Nach jahrelanger Hängepartie steht die Unterzeichnung des EU-Mercosur-Abkommens offenbar kurz bevor. EU-Kommissionspräsidentin Ursula von der Leyen traf dazu am Donnerstag in Lateinamerika zu einem Gipfel der Mercosur-Staaten ein. „Die Ziellinie des EU-Mercosur-Abkommens ist in Sicht“, schrieb von der Leyen im Onlinedienst X. Sie wolle diese nun überschreiten.
Von der Leyen betonte, sowohl die EU als auch die Mercosur-Gruppe würden von einem Abschluss des Abkommens profitieren, das seit 25 Jahren verhandelt wird. Zu den Mercosur-Staaten gehören Argentinien, Brasilien, Paraguay und Uruguay.
„Wir haben die Möglichkeit, einen Markt mit 700 Millionen Menschen zu schaffen“, schrieb von der Leyen weiter. Nach Angaben einer Kommissionssprecherin nutzte sie für ihre Kurzbotschaft einen Zwischenstopp in der brasilianischen Großstadt São Paulo, vor ihrem Weiterflug in Uruguays Hauptstadt Montevideo.
Damit ist es nun klar, dass von der Leyen am Freitag am Mercosur-Gipfel in Montevideo teilnimmt und dort das Freihandelsabkommen unterzeichnen will. Kommissionssprecher Olof Gill bestätigte in Brüssel diese Absicht. Er nannte das Abkommen „bahnbrechend und historisch“.
Im Kern sieht das EU-Mercosur-Abkommen den Wegfall der meisten Zölle vor. Nach Berechnungen der EU-Kommission würden sich für europäische Exporteure dadurch jährliche Einsparungen in Höhe von rund vier Milliarden Euro ergeben. Zu den Profiteuren werden unter anderem deutsche Autohersteller und die Chemieindustrie gezählt.
Deutschland drängt deshalb seit Jahren zu dem Abschluss. „Wir müssen das Freihandelsabkommen Mercosur jetzt nach über 20 Jahren mal endlich fertig kriegen“, hatte Bundeskanzler Olaf Scholz (SPD) im November beim G20-Gipfel in Rio gesagt.

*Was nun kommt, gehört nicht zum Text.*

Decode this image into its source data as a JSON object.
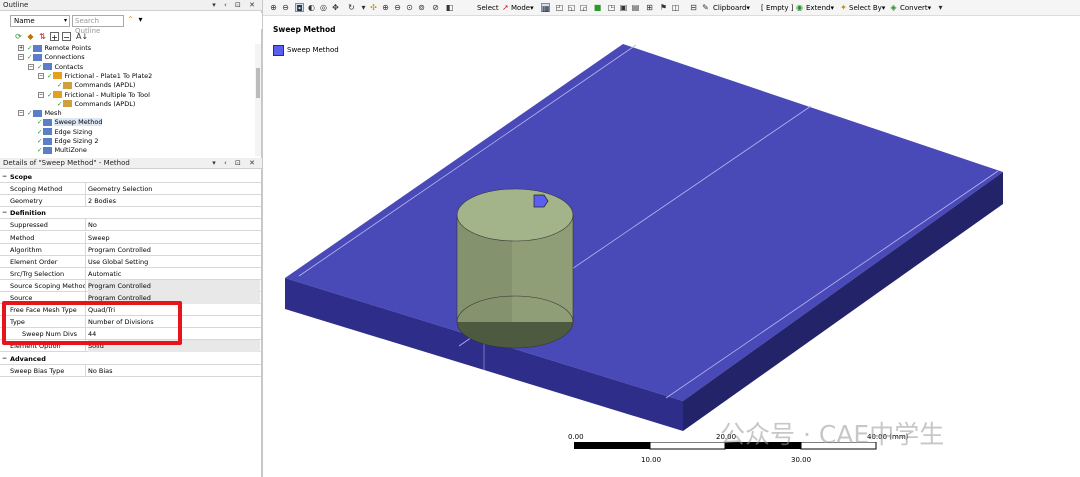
{
  "outline": {
    "title": "Outline",
    "header_icons": "▾ ‹ ⊡ ✕",
    "name_combo": "Name",
    "search_placeholder": "Search Outline",
    "tree": [
      {
        "label": "Remote Points",
        "indent": 1,
        "exp": "+",
        "check": true
      },
      {
        "label": "Connections",
        "indent": 1,
        "exp": "−",
        "check": true
      },
      {
        "label": "Contacts",
        "indent": 2,
        "exp": "−",
        "check": true
      },
      {
        "label": "Frictional - Plate1 To Plate2",
        "indent": 3,
        "exp": "−",
        "check": true
      },
      {
        "label": "Commands (APDL)",
        "indent": 4,
        "exp": "",
        "check": true
      },
      {
        "label": "Frictional - Multiple To Tool",
        "indent": 3,
        "exp": "−",
        "check": true
      },
      {
        "label": "Commands (APDL)",
        "indent": 4,
        "exp": "",
        "check": true
      },
      {
        "label": "Mesh",
        "indent": 1,
        "exp": "−",
        "check": true
      },
      {
        "label": "Sweep Method",
        "indent": 2,
        "exp": "",
        "check": true,
        "selected": true
      },
      {
        "label": "Edge Sizing",
        "indent": 2,
        "exp": "",
        "check": true
      },
      {
        "label": "Edge Sizing 2",
        "indent": 2,
        "exp": "",
        "check": true
      },
      {
        "label": "MultiZone",
        "indent": 2,
        "exp": "",
        "check": true
      }
    ]
  },
  "details": {
    "title": "Details of \"Sweep Method\" - Method",
    "header_icons": "▾ ‹ ⊡ ✕",
    "rows": [
      {
        "type": "cat",
        "k": "Scope",
        "exp": "−"
      },
      {
        "type": "row",
        "k": "Scoping Method",
        "v": "Geometry Selection"
      },
      {
        "type": "row",
        "k": "Geometry",
        "v": "2 Bodies"
      },
      {
        "type": "cat",
        "k": "Definition",
        "exp": "−"
      },
      {
        "type": "row",
        "k": "Suppressed",
        "v": "No"
      },
      {
        "type": "row",
        "k": "Method",
        "v": "Sweep"
      },
      {
        "type": "row",
        "k": "Algorithm",
        "v": "Program Controlled"
      },
      {
        "type": "row",
        "k": "Element Order",
        "v": "Use Global Setting"
      },
      {
        "type": "row",
        "k": "Src/Trg Selection",
        "v": "Automatic"
      },
      {
        "type": "row",
        "k": "Source Scoping Method",
        "v": "Program Controlled",
        "grey": true
      },
      {
        "type": "row",
        "k": "Source",
        "v": "Program Controlled",
        "grey": true
      },
      {
        "type": "row",
        "k": "Free Face Mesh Type",
        "v": "Quad/Tri"
      },
      {
        "type": "row",
        "k": "Type",
        "v": "Number of Divisions"
      },
      {
        "type": "row",
        "k": "Sweep Num Divs",
        "v": "44",
        "indent": true
      },
      {
        "type": "row",
        "k": "Element Option",
        "v": "Solid",
        "grey": true
      },
      {
        "type": "cat",
        "k": "Advanced",
        "exp": "−"
      },
      {
        "type": "row",
        "k": "Sweep Bias Type",
        "v": "No Bias"
      }
    ]
  },
  "toolbar": {
    "select": "Select",
    "mode": "Mode▾",
    "clipboard": "Clipboard▾",
    "empty": "[ Empty ]",
    "extend": "Extend▾",
    "select_by": "Select By▾",
    "convert": "Convert▾"
  },
  "viewport": {
    "title": "Sweep Method",
    "legend": "Sweep Method",
    "colors": {
      "plate_top": "#4a49b8",
      "plate_side": "#2a2a7a",
      "cylinder": "#8fa878",
      "marker": "#5a5ff0"
    },
    "scale": {
      "top": [
        "0.00",
        "20.00",
        "40.00 (mm)"
      ],
      "bottom": [
        "10.00",
        "30.00"
      ]
    }
  },
  "watermark": "公众号 · CAE中学生"
}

Frankreich hatte das Abkommen immer wieder in Frage gestellt. Auch Polen und Italien äußerten zuletzt Kritik. Die Länder fürchten vor allem negative Folgen für ihre Landwirte, etwa durch billigere Rindfleisch- oder Geflügelimporte aus Südamerika. Auch Umweltschützer haben Bedenken, sie fürchten eine weitere Rodung des brasilianischen Regenwaldes für den Anbau von Gen-Soja.

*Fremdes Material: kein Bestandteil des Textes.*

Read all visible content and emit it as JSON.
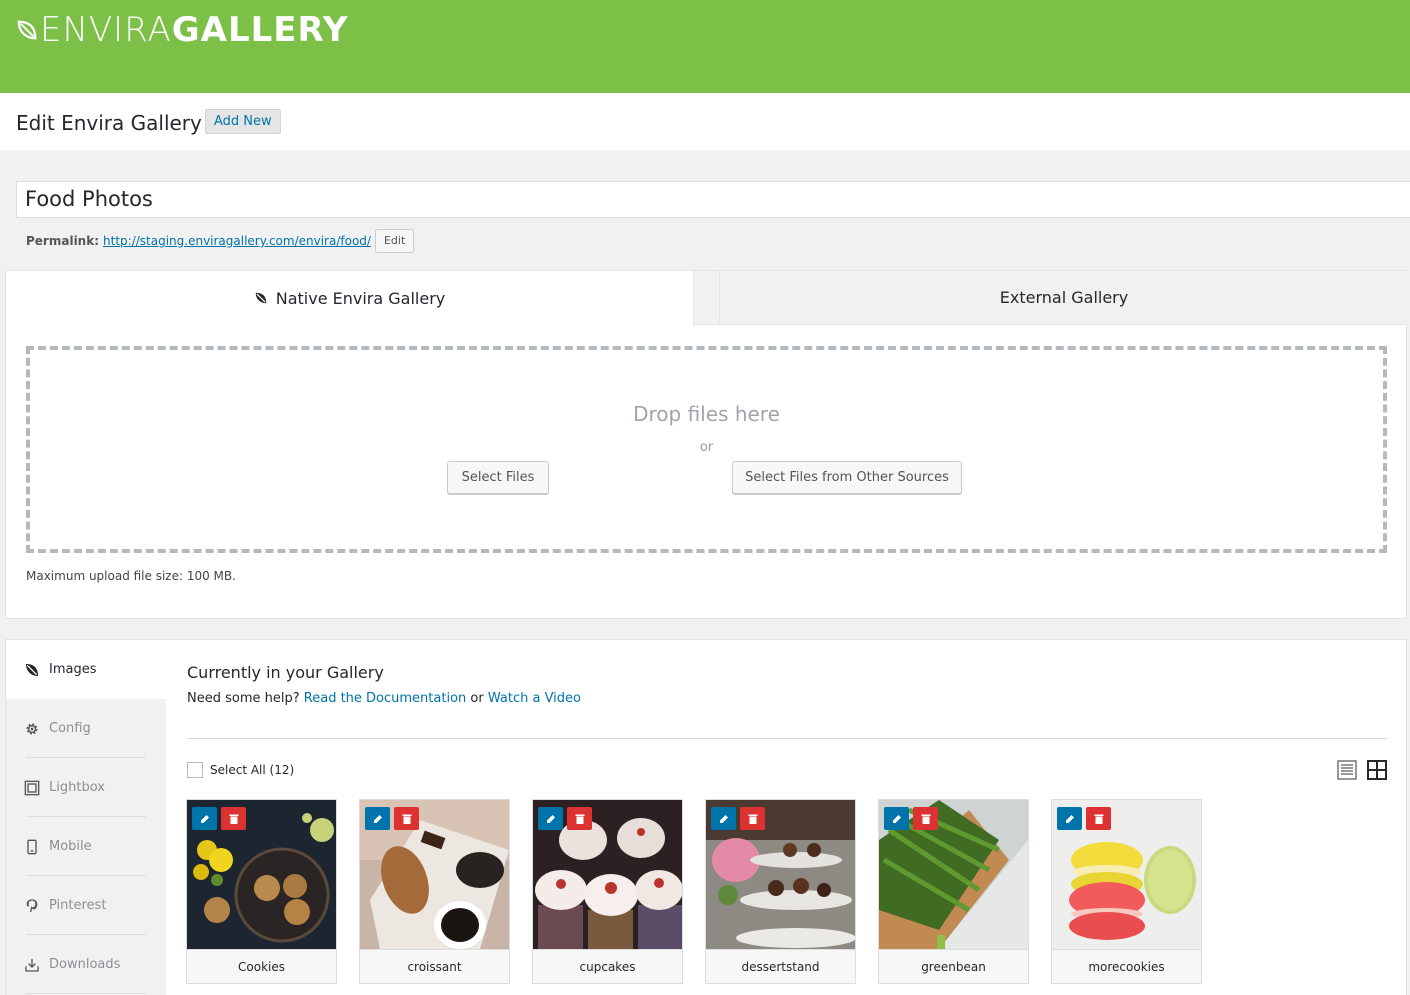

In Brüssel gilt es als politisch heikel, große EU-Länder wie Frankreich, Polen und Italien zu übergehen. Frankreich gilt nach dem Misstrauensvotum gegen die Regierung am Mittwoch als politisch geschwächt.
Von der Leyen kann das Abkommen allerdings auch gegen Widerstände in der EU unterzeichnen, da der Außenhandel zu ihren Kompetenzen gehört. Das wäre allerdings nur ein erster Schritt zur Umsetzung. Nach der Ausarbeitung der juristischen Textfassung will die Kommission das Abkommen den Mitgliedstaaten vorlegen.
Diese müssten den Vertrag mit einer qualifizierten Mehrheit beschließen. Das sind 15 Länder, die 65 Prozent der europäischen Bevölkerung umfassen. Anschließend müsste noch das Europaparlament den Text ratifizieren.
Frankreichs Präsident Emmanuel Macron versucht zugleich hinter den Kulissen, eine sogenannte Sperrminorität zu organisieren, um einen EU-Beschluss doch noch zu verhindern. Dafür wären insgesamt vier Mitgliedsländer nötig, die mindestens 35 Prozent der EU-Bevölkerung vertreten. Dies könnte Paris mit Hilfe von Italien, Polen und einem weiteren kleinen Land gelingen.
Darüber kann sich von der Leyen im Anschluss an den Mercosur-Gipfel direkt mit Macron selbst austauschen. Sie wird nach Angaben einer Kommissionssprecherin am Samstag in Paris erwartet. Dort nimmt sie an der Wiedereröffnung der Kathedrale Notre-Dame mit Macron teil.